Однажды, еще даже до «Гексагена», художник Илья Глазунов, один из основателей движения «Родина», ставшего затем базой для пресловутой «Памяти», и читатель «Завтра», подарил Проханову «роскошный сафьяновый фолиант» со своими картинами; внимание писателя привлекли не поздние «мистерии», а первые, ученические опыты Глазунова: «этюды русской природы, какие-то опушки, куски снега талого, деревца, мне это так напоминало мое Бужарово, состояние природы русской такой сиротливой и восхитительной, что я даже расплакался… очень тронуло меня». Возникший прилив симпатии к художнику позволил ему напечатать в «Завтра» большую беседу с В. Бондаренко «Империя Глазунова», где было сказано о том, как он понимает его жизнь, судьбу, мировоззрение, служение; что Глазунов — трагическая фигура, страшно одинокий со своим мировоззрением, что он абсолютно не понят. Сразу после публикации раздался звонок: «он в Швейцарии был в это время и со слезами на глазах благодарил меня за эту работу, за проникновение в его суть, генезис…
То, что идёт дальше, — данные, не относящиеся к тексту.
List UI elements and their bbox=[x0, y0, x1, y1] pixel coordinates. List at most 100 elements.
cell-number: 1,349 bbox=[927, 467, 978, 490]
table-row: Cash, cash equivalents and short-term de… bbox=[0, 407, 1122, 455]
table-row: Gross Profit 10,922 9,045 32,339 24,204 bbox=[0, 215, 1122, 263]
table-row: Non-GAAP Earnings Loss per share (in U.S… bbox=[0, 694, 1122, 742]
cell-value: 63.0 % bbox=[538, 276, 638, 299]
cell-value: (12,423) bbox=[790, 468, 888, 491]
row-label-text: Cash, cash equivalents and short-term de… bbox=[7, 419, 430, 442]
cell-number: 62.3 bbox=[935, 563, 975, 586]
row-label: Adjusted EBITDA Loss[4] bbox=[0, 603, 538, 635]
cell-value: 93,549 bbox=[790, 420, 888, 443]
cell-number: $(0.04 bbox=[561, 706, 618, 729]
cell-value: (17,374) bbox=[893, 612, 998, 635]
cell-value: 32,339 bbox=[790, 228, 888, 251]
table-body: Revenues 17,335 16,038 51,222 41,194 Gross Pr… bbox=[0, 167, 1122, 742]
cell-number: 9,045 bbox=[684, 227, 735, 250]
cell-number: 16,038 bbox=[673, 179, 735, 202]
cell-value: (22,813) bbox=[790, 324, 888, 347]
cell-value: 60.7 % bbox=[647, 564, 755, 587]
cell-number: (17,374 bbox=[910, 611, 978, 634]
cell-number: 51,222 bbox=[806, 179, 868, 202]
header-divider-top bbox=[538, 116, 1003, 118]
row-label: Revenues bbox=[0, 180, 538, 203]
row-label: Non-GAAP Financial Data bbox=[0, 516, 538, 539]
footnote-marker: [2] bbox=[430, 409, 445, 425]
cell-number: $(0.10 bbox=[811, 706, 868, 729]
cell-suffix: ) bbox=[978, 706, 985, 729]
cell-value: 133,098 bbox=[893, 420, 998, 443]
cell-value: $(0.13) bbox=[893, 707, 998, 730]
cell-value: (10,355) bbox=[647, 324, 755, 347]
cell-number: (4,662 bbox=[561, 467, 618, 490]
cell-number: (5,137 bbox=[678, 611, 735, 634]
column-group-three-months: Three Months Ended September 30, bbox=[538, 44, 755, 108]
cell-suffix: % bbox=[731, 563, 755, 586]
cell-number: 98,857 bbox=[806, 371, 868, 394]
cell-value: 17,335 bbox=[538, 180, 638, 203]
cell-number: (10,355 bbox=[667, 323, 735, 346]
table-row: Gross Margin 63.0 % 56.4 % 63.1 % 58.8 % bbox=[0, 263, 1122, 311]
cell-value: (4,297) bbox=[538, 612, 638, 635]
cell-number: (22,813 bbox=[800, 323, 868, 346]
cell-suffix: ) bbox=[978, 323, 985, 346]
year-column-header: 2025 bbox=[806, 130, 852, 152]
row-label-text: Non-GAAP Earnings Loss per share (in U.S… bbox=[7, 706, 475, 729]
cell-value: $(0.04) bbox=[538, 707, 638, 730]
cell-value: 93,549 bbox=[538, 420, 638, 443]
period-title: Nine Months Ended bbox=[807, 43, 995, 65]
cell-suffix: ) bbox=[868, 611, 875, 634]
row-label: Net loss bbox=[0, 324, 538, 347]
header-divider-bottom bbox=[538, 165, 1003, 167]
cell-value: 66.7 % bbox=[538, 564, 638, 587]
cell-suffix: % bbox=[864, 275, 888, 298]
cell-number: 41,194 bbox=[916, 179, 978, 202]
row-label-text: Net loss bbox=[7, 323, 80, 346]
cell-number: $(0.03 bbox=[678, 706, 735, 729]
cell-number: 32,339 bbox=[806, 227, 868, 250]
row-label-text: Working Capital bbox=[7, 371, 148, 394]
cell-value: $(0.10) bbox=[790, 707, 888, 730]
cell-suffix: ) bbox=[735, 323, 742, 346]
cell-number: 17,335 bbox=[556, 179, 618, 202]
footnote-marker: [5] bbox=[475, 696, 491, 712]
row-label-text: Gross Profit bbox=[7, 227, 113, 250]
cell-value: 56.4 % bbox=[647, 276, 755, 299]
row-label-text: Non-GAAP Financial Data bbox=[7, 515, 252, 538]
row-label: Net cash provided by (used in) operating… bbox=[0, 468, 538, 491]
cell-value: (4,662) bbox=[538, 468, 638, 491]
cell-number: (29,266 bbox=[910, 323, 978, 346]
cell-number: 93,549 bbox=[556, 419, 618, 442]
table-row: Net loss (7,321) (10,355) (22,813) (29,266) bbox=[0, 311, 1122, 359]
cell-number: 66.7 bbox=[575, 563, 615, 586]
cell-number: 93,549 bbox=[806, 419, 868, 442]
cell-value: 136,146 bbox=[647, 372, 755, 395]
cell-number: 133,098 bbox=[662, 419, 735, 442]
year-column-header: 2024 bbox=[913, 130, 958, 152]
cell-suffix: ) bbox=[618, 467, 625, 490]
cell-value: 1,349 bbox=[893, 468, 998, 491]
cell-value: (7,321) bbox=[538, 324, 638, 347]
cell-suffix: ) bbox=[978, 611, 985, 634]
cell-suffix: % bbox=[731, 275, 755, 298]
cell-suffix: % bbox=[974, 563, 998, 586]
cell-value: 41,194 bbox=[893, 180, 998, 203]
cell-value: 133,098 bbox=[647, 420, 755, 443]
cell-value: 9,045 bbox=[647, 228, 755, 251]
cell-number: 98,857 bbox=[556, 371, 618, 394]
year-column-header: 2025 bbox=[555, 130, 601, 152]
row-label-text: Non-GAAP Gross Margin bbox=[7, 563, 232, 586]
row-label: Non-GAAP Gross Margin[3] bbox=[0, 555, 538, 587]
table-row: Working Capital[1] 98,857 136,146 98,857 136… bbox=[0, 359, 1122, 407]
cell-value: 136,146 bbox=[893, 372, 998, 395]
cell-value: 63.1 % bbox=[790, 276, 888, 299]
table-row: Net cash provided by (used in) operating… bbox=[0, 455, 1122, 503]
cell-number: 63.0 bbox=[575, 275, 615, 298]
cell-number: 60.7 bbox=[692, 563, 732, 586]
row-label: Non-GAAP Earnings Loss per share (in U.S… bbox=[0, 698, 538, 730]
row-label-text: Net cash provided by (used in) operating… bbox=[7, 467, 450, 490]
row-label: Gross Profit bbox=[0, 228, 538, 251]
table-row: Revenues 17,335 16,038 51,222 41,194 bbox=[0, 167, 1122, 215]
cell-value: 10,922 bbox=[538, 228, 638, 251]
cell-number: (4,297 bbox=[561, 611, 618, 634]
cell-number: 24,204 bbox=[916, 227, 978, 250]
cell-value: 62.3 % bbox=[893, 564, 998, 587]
Он меня тронул, и мы сидели, и рыдали оба, часа два, по мобильному телефону, он в Берне, а я здесь, в Москве». После этого Глазунов, «человек абсолютно добрый, открытый, истыканный, как святой Себастьян, стрелами», предложил Проханову написать его портрет; тот с благодарностью согласился и несколько раз приезжал позировать в усадьбу — «на задах мэрии, которую мы штурмовали тогда». Затем портрет — который кто-то мог бы охарактеризвать как «китчевый» — был преподнесен Александру Андреевичу в дар.
Илья Глазунов. Портрет А. Проханова.
Неудивительно, что мы застаем этих двоих в одной комнате; в конце концов, Проханов, — заметил однажды П. Алешковский, — «это Глазунов от литературы». Удивительно другое: вместо орденов на прохановской груди — бабочки. Как вышло, что Глазунов посадил на него насекомых? «Он не знал о моей коллекции, он спросил: „Как ты хочешь, чтобы я тебя изобразил?“ Я ему говорю: „Что я буду тебе диктовать? Конечно, хорошо бы ты меня изобразил в рыцарских доспехах, на коне, или в каком-нибудь бархатном берете, как юноши у Леонардо…“. Словом, я пытался высказать свой антураж. Еще сказал, что люблю бабочек и мой тотемный зверь — бабочка. — „А какая бабочка?“ — „А вот такая — крапивница“. — „Я тоже знаю этих крапивниц, самые красивые русские бабочки, которые вылетают, как только сойдет снег, садятся на заборы, на тесы. Я тоже их люблю“. И вот решил нарисовать меня всего в бабочках.
За моей головой космогонию создал, какие-то галактики, романтика… Я подумал, что Серафима Саровского обычно рисовали с медведем, который приходил к нему из леса, а меня нарисовал с бабочками, которые прилетают, садятся, не боятся. Как на забор».
Бабочка может обозначать у Проханова ангела, душу, таинство метаморфозы (яйцо — гусеница — куколка — имаго); она может функционировать в качестве иконы, карты, шифрограммы, лазерного диска, где заархивированы воспоминания о некоей картине; он не устает изобретать метафоры. Бабочка — это метафора метафоры, знак (или даже символ) метафоры. И поскольку метафора есть способ преодолеть расстояние между двумя объектами и развить значение, бабочка — воплощение идеи развития и преодоления.